Le mot abnégation pour Rafaël Nadal n’est sans doute pas parfait pour illustrer le parcours de Roland Garros.

Le mot abnégation signifie en effet « sacrifice, renoncement, désintéressement » et plus particulièrement « sacrifice volontaire, oubli de son propre intérêt ». L’abnégation consiste donc à agir en mettant de côté son intérêt personnel ou ce qui est important pour soi, pour se mettre au service des autres ou d’un intérêt supérieur.

Malgré cela, je l’utilise car, même si Rafaël Nadal joue évidemment en partie pour son propre intérêt, il faut bien reconnaître que ce qu’il fait depuis 20 ans sert l’intérêt supérieur du tennis.

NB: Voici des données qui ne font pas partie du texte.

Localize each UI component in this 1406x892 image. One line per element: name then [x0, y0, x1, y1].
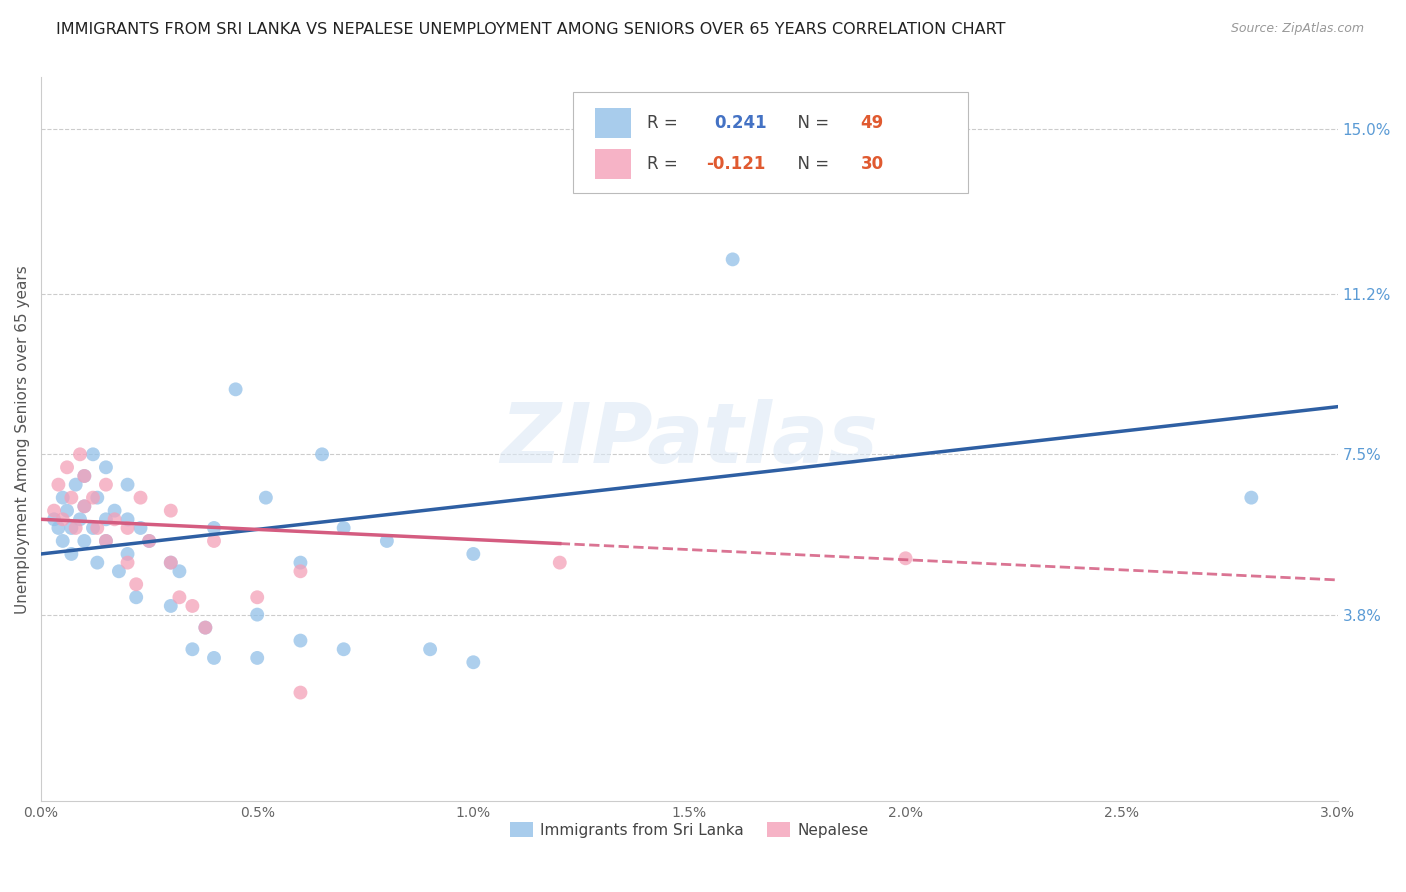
Point — [548, 556, 571, 570]
Point — [159, 556, 181, 570]
Point — [202, 533, 225, 548]
Text: R =: R = — [647, 114, 683, 132]
Point — [125, 577, 148, 591]
Point — [290, 564, 312, 578]
Point — [332, 521, 354, 535]
Point — [42, 512, 65, 526]
Point — [117, 556, 139, 570]
Point — [42, 503, 65, 517]
Point — [290, 633, 312, 648]
Point — [94, 533, 117, 548]
Point — [117, 477, 139, 491]
Point — [108, 564, 131, 578]
Text: IMMIGRANTS FROM SRI LANKA VS NEPALESE UNEMPLOYMENT AMONG SENIORS OVER 65 YEARS C: IMMIGRANTS FROM SRI LANKA VS NEPALESE UN… — [56, 22, 1005, 37]
Legend: Immigrants from Sri Lanka, Nepalese: Immigrants from Sri Lanka, Nepalese — [503, 815, 875, 844]
Point — [311, 447, 333, 461]
Point — [86, 521, 108, 535]
Point — [65, 477, 87, 491]
Point — [290, 556, 312, 570]
Text: 49: 49 — [860, 114, 884, 132]
Point — [117, 521, 139, 535]
Point — [48, 521, 70, 535]
Point — [721, 252, 744, 267]
Point — [65, 521, 87, 535]
Point — [463, 547, 485, 561]
Point — [169, 564, 191, 578]
Point — [86, 491, 108, 505]
Text: N =: N = — [787, 155, 834, 173]
Point — [82, 447, 104, 461]
Point — [290, 685, 312, 699]
Point — [181, 642, 204, 657]
Point — [94, 477, 117, 491]
FancyBboxPatch shape — [595, 108, 631, 138]
Point — [94, 533, 117, 548]
Point — [194, 621, 217, 635]
Point — [463, 655, 485, 669]
Point — [181, 599, 204, 613]
Point — [52, 512, 75, 526]
Point — [103, 503, 125, 517]
Point — [138, 533, 160, 548]
Point — [73, 469, 96, 483]
Point — [86, 556, 108, 570]
Text: 30: 30 — [860, 155, 884, 173]
Point — [60, 521, 83, 535]
Point — [60, 547, 83, 561]
Point — [419, 642, 441, 657]
Point — [202, 521, 225, 535]
Text: R =: R = — [647, 155, 683, 173]
Point — [375, 533, 398, 548]
Point — [246, 607, 269, 622]
Point — [169, 591, 191, 605]
Text: 0.241: 0.241 — [714, 114, 766, 132]
Point — [129, 521, 152, 535]
FancyBboxPatch shape — [572, 92, 969, 194]
Point — [60, 491, 83, 505]
Point — [246, 591, 269, 605]
Point — [94, 460, 117, 475]
FancyBboxPatch shape — [595, 149, 631, 179]
Point — [1240, 491, 1263, 505]
Text: -0.121: -0.121 — [706, 155, 766, 173]
Point — [225, 382, 247, 396]
Text: N =: N = — [787, 114, 834, 132]
Point — [73, 533, 96, 548]
Point — [125, 591, 148, 605]
Text: ZIPatlas: ZIPatlas — [501, 399, 879, 480]
Point — [138, 533, 160, 548]
Text: Source: ZipAtlas.com: Source: ZipAtlas.com — [1230, 22, 1364, 36]
Point — [103, 512, 125, 526]
Point — [117, 512, 139, 526]
Point — [69, 512, 91, 526]
Point — [94, 512, 117, 526]
Point — [159, 599, 181, 613]
Point — [332, 642, 354, 657]
Point — [129, 491, 152, 505]
Point — [73, 469, 96, 483]
Point — [69, 447, 91, 461]
Point — [159, 556, 181, 570]
Point — [82, 521, 104, 535]
Point — [48, 477, 70, 491]
Point — [117, 547, 139, 561]
Point — [194, 621, 217, 635]
Point — [894, 551, 917, 566]
Point — [56, 503, 79, 517]
Point — [159, 503, 181, 517]
Point — [52, 491, 75, 505]
Point — [202, 651, 225, 665]
Point — [73, 500, 96, 514]
Point — [56, 460, 79, 475]
Point — [73, 500, 96, 514]
Point — [82, 491, 104, 505]
Point — [52, 533, 75, 548]
Y-axis label: Unemployment Among Seniors over 65 years: Unemployment Among Seniors over 65 years — [15, 265, 30, 614]
Point — [246, 651, 269, 665]
Point — [254, 491, 277, 505]
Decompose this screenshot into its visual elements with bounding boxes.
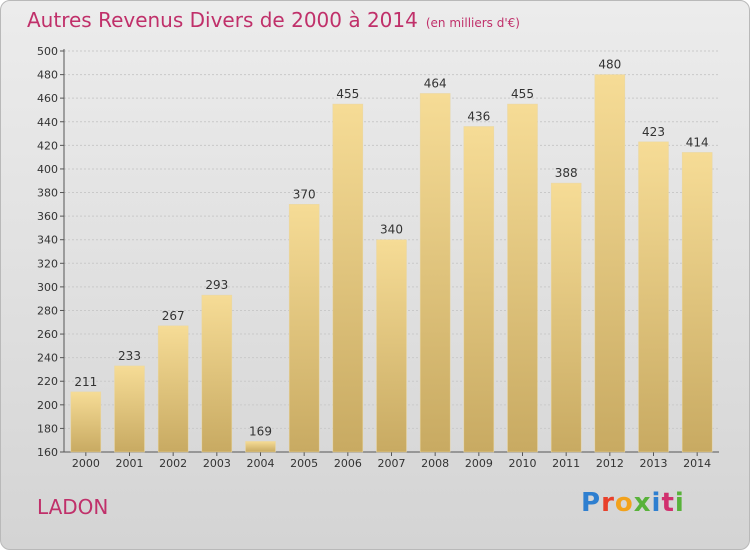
x-tick-label: 2003 <box>203 457 231 470</box>
x-tick-label: 2010 <box>509 457 537 470</box>
y-tick-label: 440 <box>37 116 58 129</box>
y-tick-label: 240 <box>37 352 58 365</box>
labels: 160 180 200 220 240 260 280 300 320 340 360 380 400 4… <box>37 45 711 470</box>
bar <box>681 152 713 453</box>
bar <box>376 239 407 453</box>
bar <box>594 74 626 453</box>
y-tick-label: 200 <box>37 399 58 412</box>
y-tick-label: 400 <box>37 163 58 176</box>
bar <box>245 441 276 453</box>
bar <box>332 103 364 453</box>
x-tick-label: 2009 <box>465 457 493 470</box>
x-tick-label: 2005 <box>290 457 318 470</box>
y-tick-label: 220 <box>37 375 58 388</box>
data-label: 455 <box>336 87 359 101</box>
y-tick-label: 360 <box>37 210 58 223</box>
bar <box>638 141 669 453</box>
bar <box>419 93 451 453</box>
region-name: LADON <box>37 495 109 519</box>
y-tick-label: 500 <box>37 45 58 58</box>
y-tick-label: 180 <box>37 422 58 435</box>
chart-title-text: Autres Revenus Divers de 2000 à 2014 <box>27 8 418 32</box>
data-label: 169 <box>249 424 272 438</box>
data-label: 233 <box>118 349 141 363</box>
x-tick-label: 2014 <box>683 457 711 470</box>
bar <box>507 103 538 453</box>
bar <box>201 294 233 453</box>
bar <box>463 126 495 453</box>
bar <box>288 204 320 453</box>
x-tick-label: 2002 <box>159 457 187 470</box>
y-tick-label: 480 <box>37 69 58 82</box>
y-tick-label: 380 <box>37 187 58 200</box>
y-tick-label: 280 <box>37 304 58 317</box>
bar <box>70 391 102 453</box>
x-tick-label: 2006 <box>334 457 362 470</box>
y-tick-label: 340 <box>37 234 58 247</box>
proxiti-logo: Proxiti <box>581 488 685 518</box>
x-tick-label: 2011 <box>552 457 580 470</box>
data-label: 455 <box>511 87 534 101</box>
chart-title: Autres Revenus Divers de 2000 à 2014 (en … <box>27 8 520 32</box>
y-tick-label: 460 <box>37 92 58 105</box>
x-tick-label: 2001 <box>116 457 144 470</box>
data-label: 211 <box>74 375 97 389</box>
y-tick-label: 300 <box>37 281 58 294</box>
bar <box>114 365 145 453</box>
y-tick-label: 320 <box>37 257 58 270</box>
y-tick-label: 160 <box>37 446 58 459</box>
y-tick-label: 260 <box>37 328 58 341</box>
data-label: 414 <box>686 135 709 149</box>
data-label: 464 <box>424 76 447 90</box>
data-label: 370 <box>293 187 316 201</box>
x-tick-label: 2007 <box>378 457 406 470</box>
x-tick-label: 2013 <box>640 457 668 470</box>
x-tick-label: 2012 <box>596 457 624 470</box>
bar <box>550 182 582 453</box>
x-tick-label: 2000 <box>72 457 100 470</box>
data-label: 436 <box>467 109 490 123</box>
x-tick-label: 2004 <box>247 457 275 470</box>
data-label: 423 <box>642 125 665 139</box>
chart-unit-note: (en milliers d'€) <box>425 16 520 30</box>
data-label: 340 <box>380 223 403 237</box>
bars <box>70 74 713 453</box>
bar <box>157 325 189 453</box>
data-label: 293 <box>205 278 228 292</box>
x-tick-label: 2008 <box>421 457 449 470</box>
data-label: 267 <box>162 309 185 323</box>
data-label: 480 <box>598 58 621 72</box>
data-label: 388 <box>555 166 578 180</box>
y-tick-label: 420 <box>37 139 58 152</box>
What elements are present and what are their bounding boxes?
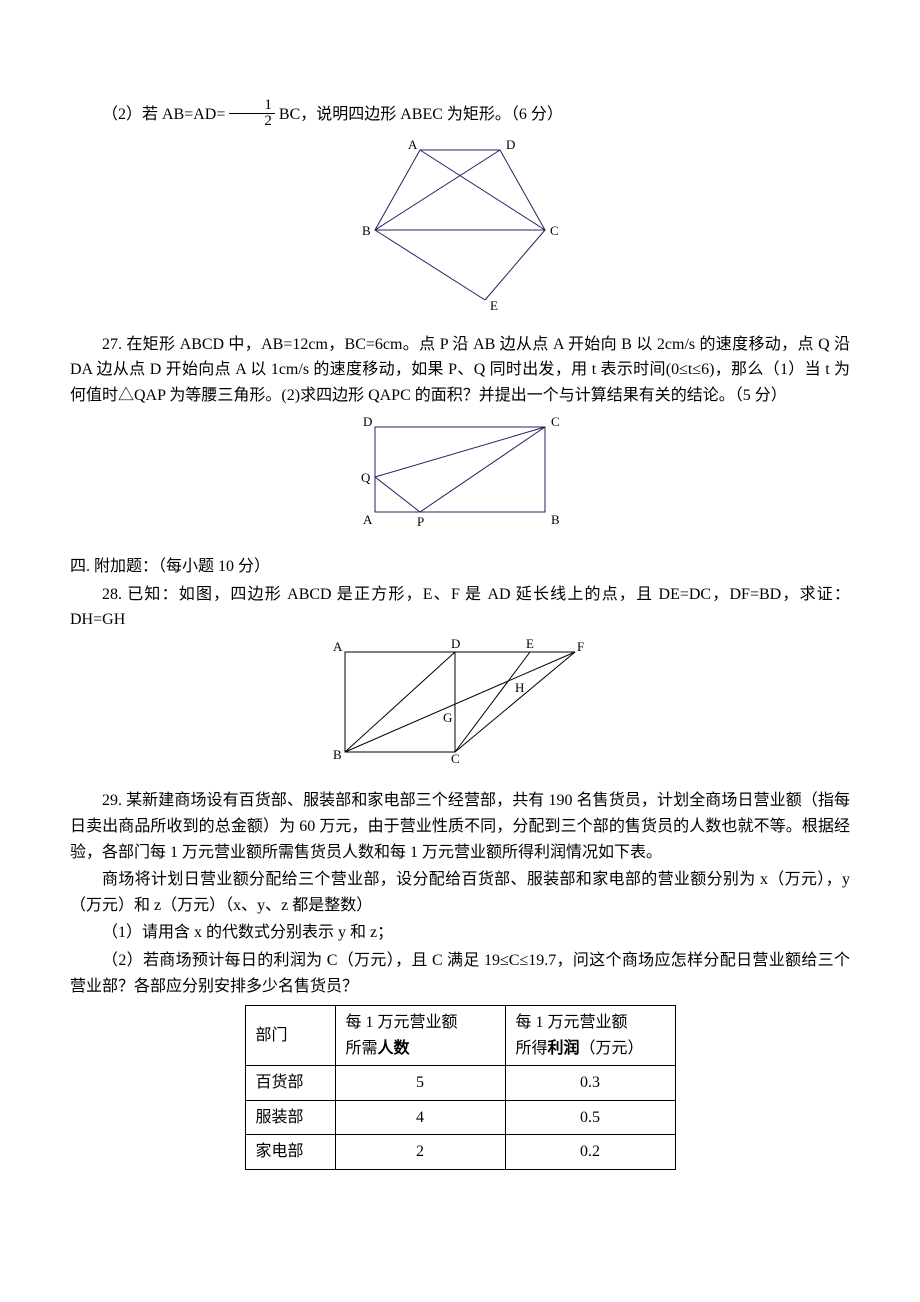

Et, en ces temps où ceux qui prétendent régir les intérêts de ce magnifique sport font boulettes sur boulettes, on ne peut – et eux aussi – que se réjouir de voir leurs idioties en partie occultées par la carrière de Rafaël Nadal qui, faisant fi des polémiques et autres discussions stériles, poursuit son seul objectif de vie sportive: marquer l’histoire encore un peu plus.

Son quatorzième titre est tellement improbable que même Justine Henin, pourtant la meilleure commentatrice que l’on puisse avoir sur les chaînes francophones, est restée sans voix, sans mot.

Diantre, que dire devant un sportif toujours aussi fairplay et toujours prêt à se sublimer quand il évolue sur sa terre parisienne. Se sublimer au risque de mettre sa santé en jeu pour les années où il ne sera plus tennisman.

Mais il s’en moque, de cela, Rafa. Du moins pour le moment.

Il s’en moque et il se tait, préférant travailler, encore et encore.

« Si on veut rester au niveau dans ce sport, il ne faut jamais se contenter de ce que l’on est. Il faut travailler pour progresser. Progresser pour rester compétitif.« 

Pendant que certains de ses collègues se plaignent de tout et, plus souvent encore, de rien, quand certaines de ses collègues se plaignent parfois d’aise, lui, il souffre, il bosse, il donne tout à son sport et au sport en général.

Bref, donc, Nadal est inclassable, il n’y a plus de superlatif suffisant pour commenter ses exploits répétitifs.

5, 6, 7 Roland Garros. On était déjà ébahi.

Mais à 14, on ne parvient pas à s’imaginer de ce dont il s’agit car c’est tout bonnement irréel, impossible, même.

Pete Sampras, qui détenait le record de titres avant l’arrivée du Big Trois, a remporté 14 tournois du Grand Chelem, ce qui était déjà incroyable.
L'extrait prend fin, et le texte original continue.